February 2016 is shaping up to be a banner month for the 85-year-old New York–based photographer Rosalind Fox Solomon. She’s one of 12 photographers who explored Israel and the West Bank for the exhibit “This Place,” currently on view at the Brooklyn Museum of Art. Her work is also included in “Greater New York” at MoMA PS1 that closes March 7. Her second book in two years with Mack, Got to Go, comes out later this month, and, in conjunction with that release, Bruce Silverstein Gallery in New York is presenting a series, which opened on Feb. 25, of images from that work.
The images in Got to Go represent nearly five decades of work interwoven with snippets of text and memories of words her parents said that she has been hearing “for years.” Although she has worked with both images and text in the past, she feels Got to Go is the closest she has come to a total immersion between the two: “I made a small step forward,” she said. “I hope it has some kind of universal meaning, and I think it does.”

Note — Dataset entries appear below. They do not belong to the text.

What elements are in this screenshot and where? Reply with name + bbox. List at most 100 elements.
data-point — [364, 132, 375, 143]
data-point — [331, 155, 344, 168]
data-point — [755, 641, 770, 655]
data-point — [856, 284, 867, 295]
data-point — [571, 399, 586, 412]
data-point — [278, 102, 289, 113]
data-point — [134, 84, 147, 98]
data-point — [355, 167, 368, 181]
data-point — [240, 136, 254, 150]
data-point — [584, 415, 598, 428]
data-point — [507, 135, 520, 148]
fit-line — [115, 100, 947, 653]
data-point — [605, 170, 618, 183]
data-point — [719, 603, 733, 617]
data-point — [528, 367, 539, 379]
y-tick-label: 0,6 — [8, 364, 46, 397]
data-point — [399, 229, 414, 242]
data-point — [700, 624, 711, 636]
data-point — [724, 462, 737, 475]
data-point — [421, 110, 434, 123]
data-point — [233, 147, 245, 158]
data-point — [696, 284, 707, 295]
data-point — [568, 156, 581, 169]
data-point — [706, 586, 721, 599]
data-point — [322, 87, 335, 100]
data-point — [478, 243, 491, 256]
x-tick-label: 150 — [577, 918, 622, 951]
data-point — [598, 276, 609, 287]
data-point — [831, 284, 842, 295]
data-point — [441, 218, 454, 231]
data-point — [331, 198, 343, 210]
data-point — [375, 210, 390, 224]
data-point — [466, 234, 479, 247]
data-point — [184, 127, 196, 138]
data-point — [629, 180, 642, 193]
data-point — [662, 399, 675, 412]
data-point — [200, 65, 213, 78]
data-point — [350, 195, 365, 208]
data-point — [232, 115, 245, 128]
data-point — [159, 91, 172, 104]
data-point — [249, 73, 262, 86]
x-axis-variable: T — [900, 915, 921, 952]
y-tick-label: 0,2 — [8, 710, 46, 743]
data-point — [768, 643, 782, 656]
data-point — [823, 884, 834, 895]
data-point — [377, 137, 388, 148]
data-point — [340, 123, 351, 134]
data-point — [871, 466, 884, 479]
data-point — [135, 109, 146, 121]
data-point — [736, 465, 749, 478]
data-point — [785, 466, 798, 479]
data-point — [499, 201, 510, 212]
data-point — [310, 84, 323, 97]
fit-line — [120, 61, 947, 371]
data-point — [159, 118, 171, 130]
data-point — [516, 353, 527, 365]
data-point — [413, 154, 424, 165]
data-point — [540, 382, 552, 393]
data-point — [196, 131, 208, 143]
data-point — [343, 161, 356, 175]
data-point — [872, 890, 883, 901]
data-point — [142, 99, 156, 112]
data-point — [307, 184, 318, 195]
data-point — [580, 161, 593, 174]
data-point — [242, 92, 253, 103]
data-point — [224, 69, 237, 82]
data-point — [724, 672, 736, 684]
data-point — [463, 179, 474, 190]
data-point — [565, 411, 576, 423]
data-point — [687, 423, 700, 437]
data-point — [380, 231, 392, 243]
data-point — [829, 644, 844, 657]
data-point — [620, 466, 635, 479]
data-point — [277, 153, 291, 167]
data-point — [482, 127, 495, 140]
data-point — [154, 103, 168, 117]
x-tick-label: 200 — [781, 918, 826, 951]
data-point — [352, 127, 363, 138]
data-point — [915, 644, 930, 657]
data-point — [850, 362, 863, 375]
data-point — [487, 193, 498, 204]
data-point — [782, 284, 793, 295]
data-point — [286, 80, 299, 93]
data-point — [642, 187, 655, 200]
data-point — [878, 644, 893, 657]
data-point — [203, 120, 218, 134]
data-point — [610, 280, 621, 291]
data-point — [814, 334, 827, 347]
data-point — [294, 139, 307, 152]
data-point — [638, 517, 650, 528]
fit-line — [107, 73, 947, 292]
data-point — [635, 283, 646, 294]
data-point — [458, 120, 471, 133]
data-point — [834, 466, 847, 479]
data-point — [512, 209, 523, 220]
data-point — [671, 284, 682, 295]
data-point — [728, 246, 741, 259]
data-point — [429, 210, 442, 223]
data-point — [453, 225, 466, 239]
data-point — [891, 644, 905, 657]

To create the book, Solomon gave herself a deadline of six weeks to comb through her archive that was overflowing with images that tackle human suffering, ritual, and survival to find those that worked well with the text she had written. Got to Go is a “tragicomedy,” as both the text and the images weave between humorous places and darker memories; sometimes the work feels autobiographical, other times fictitious. The title is also a nod to her need to “go out” and make art, a significant part of her life she only recently acknowledged as being one part of a whole.
“I’ve done a lot of different things and I’ve thought of myself in different ways over the years and I feel as though recently I’ve been putting myself together in one piece,” she said. “I decided to use my maiden name, which I had completely dropped when I was married years ago. I saw my whole life in one piece, and I used to think of it in chapters, open and closed. As I developed as an artist I left a lot of things behind me.”
Solomon doesn’t see her work as having a linear narrative but feels through the arrangement of the images she has made a coherent body of work she sees as “being more suggestive and fragmented.”
“When I’m taking pictures I don’t think of it as creating a narrative from each picture … there is something very personal that happens between me and who I’m photographing and I’m somehow taken back to things I can connect to personally.”